Rubiscape supports the Metadata Refresh feature for datasets, as listed below.
- Google Spreadsheet dataset
- RDBMS dataset
- File type dataset from AWS S3 cloud storage
- Applicable to all flat files (Excel, CSV, JSON, Text)
This feature is available in both the workbook and workflow canvas to update the Reader when a dataset is modified.
Consider a scenario in which a Google Spreadsheet dataset created in Rubiscape is used across different workbooks and workflows. Let us consider that its source file, which is on the Cloud, is modified at some point. Hence the dataset, which uses the source file, is also updated to display the modified columns. But the modified columns are not updated in the existing Reader used across the workbooks and workflows. To get the expected result, the Reader connected to the dataset should reflect the updated columns in Rubiscape. But it is inconvenient to delete, drag-and-drop, and reconnect the Reader node to refresh it each time its corresponding dataset is modified.
The Metadata Refresh feature is added to save time and effort and keep the existing algorithm flow undisturbed. It updates the Reader at the click of a button from the workbook or workflow canvas you are working on. The Metadata Refresh feature allows you to access the features from the modified dataset and update the selected Reader accordingly.
In Metadata Refresh, the access to fetch features for a Reader is restricted to its corresponding dataset.
In Rubiscape, a dataset can access columns from the following source files during dataset creation:
- Files stored on your computer
- Files on the AWS S3 cloud storage
- File stored online
Metadata Refresh is only applicable to the Readers that have their source files stored online or on the AWS S3 cloud.
Metadata Refresh updates the Reader with the modifications done in the source file and the corresponding dataset. The modifications can be one or more of the following:
- Addition of one or more features
- Deletion of one or more features
- Modification of one or more features (rename features, change in variable type)
| - After updating the Reader using Metadata Refresh, the updated columns are displayed under the Data Fields drop-down in the Properties pane.
- To view the modified data of the Reader from the workbook or workflow canvas, you can explore the Reader after its successful execution.
- When you click the Metadata refresh button, the data fields are refreshed, and the list is renewed.

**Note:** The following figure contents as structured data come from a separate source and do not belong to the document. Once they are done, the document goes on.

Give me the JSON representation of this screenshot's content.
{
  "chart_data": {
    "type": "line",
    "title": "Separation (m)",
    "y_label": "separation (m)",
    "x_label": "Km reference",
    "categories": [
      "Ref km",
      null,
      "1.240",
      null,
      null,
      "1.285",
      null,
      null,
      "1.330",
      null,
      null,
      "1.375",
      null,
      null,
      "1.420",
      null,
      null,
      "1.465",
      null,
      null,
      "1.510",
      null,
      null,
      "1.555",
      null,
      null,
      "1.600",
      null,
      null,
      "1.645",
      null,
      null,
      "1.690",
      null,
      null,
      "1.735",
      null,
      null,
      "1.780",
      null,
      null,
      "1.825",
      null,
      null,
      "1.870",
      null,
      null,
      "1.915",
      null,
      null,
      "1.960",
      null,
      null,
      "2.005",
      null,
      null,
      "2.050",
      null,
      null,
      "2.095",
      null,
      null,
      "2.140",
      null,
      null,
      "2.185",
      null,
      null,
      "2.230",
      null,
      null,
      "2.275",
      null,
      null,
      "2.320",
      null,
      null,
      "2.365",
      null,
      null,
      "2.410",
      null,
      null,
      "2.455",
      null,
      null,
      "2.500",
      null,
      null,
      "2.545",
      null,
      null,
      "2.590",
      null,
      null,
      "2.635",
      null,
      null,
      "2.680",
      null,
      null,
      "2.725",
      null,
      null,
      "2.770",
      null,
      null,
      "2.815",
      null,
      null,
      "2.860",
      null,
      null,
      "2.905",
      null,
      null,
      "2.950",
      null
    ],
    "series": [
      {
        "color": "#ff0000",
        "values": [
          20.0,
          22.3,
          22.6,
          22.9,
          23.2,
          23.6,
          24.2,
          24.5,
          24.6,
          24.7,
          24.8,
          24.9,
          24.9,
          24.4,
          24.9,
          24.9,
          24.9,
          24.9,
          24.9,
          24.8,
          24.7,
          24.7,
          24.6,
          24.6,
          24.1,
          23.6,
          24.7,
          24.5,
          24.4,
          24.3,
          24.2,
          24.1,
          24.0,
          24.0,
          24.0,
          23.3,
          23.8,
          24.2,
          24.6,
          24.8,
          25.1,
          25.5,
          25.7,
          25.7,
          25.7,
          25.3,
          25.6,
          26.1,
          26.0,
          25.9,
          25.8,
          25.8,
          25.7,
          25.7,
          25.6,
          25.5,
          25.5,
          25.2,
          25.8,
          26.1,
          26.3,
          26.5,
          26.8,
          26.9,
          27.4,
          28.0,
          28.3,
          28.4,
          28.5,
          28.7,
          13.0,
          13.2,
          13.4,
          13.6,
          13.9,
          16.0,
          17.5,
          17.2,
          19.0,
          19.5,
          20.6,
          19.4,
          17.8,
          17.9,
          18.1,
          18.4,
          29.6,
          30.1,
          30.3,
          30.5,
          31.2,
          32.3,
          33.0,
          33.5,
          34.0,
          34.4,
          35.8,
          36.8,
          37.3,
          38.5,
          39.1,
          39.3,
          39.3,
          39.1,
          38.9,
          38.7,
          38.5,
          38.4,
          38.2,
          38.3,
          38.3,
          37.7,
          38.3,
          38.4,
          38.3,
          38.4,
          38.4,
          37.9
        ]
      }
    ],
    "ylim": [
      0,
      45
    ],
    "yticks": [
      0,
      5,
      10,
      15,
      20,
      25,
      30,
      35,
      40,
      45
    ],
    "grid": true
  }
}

- Suppose there is a workflow consisting of functionalities or algorithms below the reader node.
- Hence, when you click Validate, you may get validation errors like the ones given below.
- Input variables of the task are not available in the predecessor. Please make the required changes.
- Data type of the reader is changed. Please make the necessary changes.
- In this case you need to re-configure the algorithms and run them again.
|
Consider the Google_Spreadsheet dataset.
To perform Metadata Refresh on a Google Spreadsheet dataset, follow the steps given below.
- Modify the JSON source file (containing the private key) used in creating the Google Spreadsheet
In this example, we add two new columns in the JSON source file to perform modifications.
- Perform steps 1 to 4 of Editing a Dataset to edit the Google Spreadsheet.
- Click Fetch.
The modified columns are retrieved from the source file and displayed in the Features box. - Click Update.
The Google Spreadsheet dataset is updated, and a confirmation message is displayed.
You are returned to the Rubiscape home page. - Open a workbook or workflow which contains the Google Spreadsheet. Refer to Opening a Workbook and Opening a Workflow.
- Click the Reader on the canvas.
The Properties pane is displayed. The original columns in the dataset are displayed in the Data Fields drop-down.
- Click Metadata Refresh.
The modified columns are displayed in the Data Fields drop-down.
The Reader is updated with the modified columns.
In this example, Total Profit and Units Sold columns were added to the dataset.
Consider the SQL12 dataset with three columns Sr No#, Emp Code, and Branch Code.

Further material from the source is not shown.